GOG9402 previously described the feasibility of laparoscopic staging of gynecologic cancers.1
That study led to GOG LAP2, the first multi-center randomized trial of laparoscopy to be conducted in gynecologic cancer (). This study addressed the important question of the equivalency of conventional surgery with total abdominal hysterectomy, bilateral salpingo-oophorectomy, and pelvic and periaortic lymph node dissection versus laparoscopic pelvic and periaortic lymph node dissection, bilateral salpingo-oophorectomy, and vaginal hysterectomy for clinical stage I and IIa endometrial carcinoma. The parameters that were evaluated include adequacy of the specimen, operative time, operative and postoperative morbidity, length of hospital stays, progression-free interval, and survival. Additionally, 600 patients were evaluated for quality of life objectives. The study was amended to enroll an additional 1,900 patients to monitor subcutaneous abdominal wall recurrences and recurrence rates during the first 5 years following surgery. Laparoscopy patients had similar rates of intraoperative injuries as laparotomy patients (9% vs. 8%, p=0.11), fewer adverse events (27% vs. 37%, p<0.001), fewer moderate to severe (>CTC grade 2) complications (14% vs. 21%, p<0.001), and had shorter length of hospital stay (median 3 days vs. 4 days, p<0.001). Eight (0.5%) deaths within six weeks occurred in laparoscopy arm and six (0.7%) in the laparotomy arm (p=0.579). This study showed that laparoscopic staging is feasible with longer operative times, comparable complications, shorter hospital stay, and better quality of life at six weeks than laparotomy. Of note, GOG LAP2 did not assess cost, which may be significantly higher for laparoscopy. Data reflecting survival analysis is not yet mature. At this time, therefore, laparoscopy cannot be considered standard of care, although it should be considered a feasible alternative for appropriate patients.2,3
Fig. 1 A phase III randomized clinical trial of laparoscopic pelvic and para-aortic node sampling with vaginal hysterectomy and BSO versus open laparotomy with pelvic and para-aortic node sampling and abdominal hysterectomy and BSO in endometrial adenocarcinoma (more ...)

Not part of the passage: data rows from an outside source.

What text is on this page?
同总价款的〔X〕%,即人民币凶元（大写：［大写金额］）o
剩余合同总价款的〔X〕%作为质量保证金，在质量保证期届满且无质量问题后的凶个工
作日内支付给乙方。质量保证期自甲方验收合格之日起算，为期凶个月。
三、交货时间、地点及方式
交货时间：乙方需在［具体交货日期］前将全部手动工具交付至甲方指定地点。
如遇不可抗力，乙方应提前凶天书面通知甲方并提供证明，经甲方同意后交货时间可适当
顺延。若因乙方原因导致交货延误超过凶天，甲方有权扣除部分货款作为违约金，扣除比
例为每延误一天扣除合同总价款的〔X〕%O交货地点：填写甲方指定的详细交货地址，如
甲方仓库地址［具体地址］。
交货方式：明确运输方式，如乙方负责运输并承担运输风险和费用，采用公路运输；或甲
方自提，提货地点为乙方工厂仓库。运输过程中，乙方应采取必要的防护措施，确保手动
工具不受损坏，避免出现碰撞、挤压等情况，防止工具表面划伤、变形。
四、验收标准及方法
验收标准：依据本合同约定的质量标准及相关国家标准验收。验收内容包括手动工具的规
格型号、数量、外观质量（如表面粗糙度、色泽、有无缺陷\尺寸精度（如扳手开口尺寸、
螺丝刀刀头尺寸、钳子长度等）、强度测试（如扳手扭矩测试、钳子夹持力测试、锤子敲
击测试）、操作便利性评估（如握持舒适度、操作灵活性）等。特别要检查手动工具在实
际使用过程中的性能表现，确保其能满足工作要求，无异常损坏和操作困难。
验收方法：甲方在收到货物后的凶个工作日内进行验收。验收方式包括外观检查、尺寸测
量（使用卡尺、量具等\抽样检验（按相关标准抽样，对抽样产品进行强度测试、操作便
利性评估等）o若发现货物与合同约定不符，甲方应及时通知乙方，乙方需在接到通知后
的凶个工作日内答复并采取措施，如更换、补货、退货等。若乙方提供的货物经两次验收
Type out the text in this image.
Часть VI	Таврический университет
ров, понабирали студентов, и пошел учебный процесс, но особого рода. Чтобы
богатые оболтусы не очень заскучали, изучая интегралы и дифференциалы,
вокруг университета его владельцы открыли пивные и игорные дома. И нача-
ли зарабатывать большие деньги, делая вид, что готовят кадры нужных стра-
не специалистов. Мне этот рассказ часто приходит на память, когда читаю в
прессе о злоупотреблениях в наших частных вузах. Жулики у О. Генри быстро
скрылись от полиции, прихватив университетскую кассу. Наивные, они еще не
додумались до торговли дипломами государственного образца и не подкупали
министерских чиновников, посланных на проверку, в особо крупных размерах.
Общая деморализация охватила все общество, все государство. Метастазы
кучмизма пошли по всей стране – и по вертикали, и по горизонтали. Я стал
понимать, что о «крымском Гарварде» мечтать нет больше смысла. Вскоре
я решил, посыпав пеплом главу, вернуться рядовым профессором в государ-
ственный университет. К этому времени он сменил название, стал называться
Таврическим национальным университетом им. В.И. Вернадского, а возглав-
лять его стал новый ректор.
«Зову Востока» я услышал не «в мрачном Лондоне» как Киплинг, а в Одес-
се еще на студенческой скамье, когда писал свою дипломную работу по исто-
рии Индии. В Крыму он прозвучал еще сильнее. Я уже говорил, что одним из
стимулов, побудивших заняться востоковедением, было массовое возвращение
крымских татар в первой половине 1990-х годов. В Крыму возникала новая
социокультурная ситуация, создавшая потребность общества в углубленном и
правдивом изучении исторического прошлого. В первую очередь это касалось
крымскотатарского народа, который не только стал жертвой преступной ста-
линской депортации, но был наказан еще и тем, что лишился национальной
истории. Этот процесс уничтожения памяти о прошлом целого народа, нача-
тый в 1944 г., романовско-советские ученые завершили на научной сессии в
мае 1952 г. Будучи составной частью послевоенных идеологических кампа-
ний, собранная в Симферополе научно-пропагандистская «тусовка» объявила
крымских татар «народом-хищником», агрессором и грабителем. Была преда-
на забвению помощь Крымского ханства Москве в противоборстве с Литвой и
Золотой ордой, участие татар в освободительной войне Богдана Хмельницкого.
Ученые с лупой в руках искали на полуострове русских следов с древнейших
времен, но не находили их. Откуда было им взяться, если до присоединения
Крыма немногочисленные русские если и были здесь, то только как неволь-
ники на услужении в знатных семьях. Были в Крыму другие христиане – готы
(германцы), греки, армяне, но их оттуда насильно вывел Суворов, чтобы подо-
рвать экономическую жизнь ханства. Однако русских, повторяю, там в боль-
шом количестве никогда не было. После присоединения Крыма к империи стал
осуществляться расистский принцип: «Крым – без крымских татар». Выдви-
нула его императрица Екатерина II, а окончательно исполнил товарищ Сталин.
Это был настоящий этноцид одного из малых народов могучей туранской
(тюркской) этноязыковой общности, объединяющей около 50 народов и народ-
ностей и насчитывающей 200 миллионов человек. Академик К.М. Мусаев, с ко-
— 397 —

The current staging protocol is GOG0210 "A Molecular Staging study of Endometrial Carcinoma." This is a molecular and Surgico-pathological staging study of endometrial carcinoma. The overall goal of this pilot protocol is to improve outcome and/or quality of life for patients with endometrial cancer. This fundamental goal will be accomplished through the development of more accurate models of risk, identification of candidate targets for therapeutic intervention and utilization of individualized treatments based on molecular characteristics identified in tumor tissue, normal tissue and/or in readily accessible biological fluids, like serum and urine. Specifically, a repository of clinical specimens (tissue, urine, and serum) with detailed clinical and epidemiologic data from patients with surgically staged endometrial carcinoma has been established. It will utilize genomic, proteomic and immunoassay results from these specimens for the purpose of class prediction and class discovery to identify and validate molecular characteristics associated with risk of endometrial cancer recurrence, clinical and histological characteristics, and epidemiologic factors. The study will seek to improve the accuracy and resolution of the risk assessment models for predicting endometrial cancer recurrence using informative genomic, proteomic and immunoassay results in combination with clinical, pathological, and epidemiologic factors. Mining the genomic, proteomic and immunoassay results along with the clinical, histological and epidemiologic data obtained for this research study should identify candidate characteristics to target or exploit that would help prevent and/or treat endometrial carcinoma, and to expand the current understanding of the biology, progression, metastasis and responsiveness of endometrial carcinoma. As technology advances, other laboratory and translational proposals are being sought to fulfill the aims of GOG0210.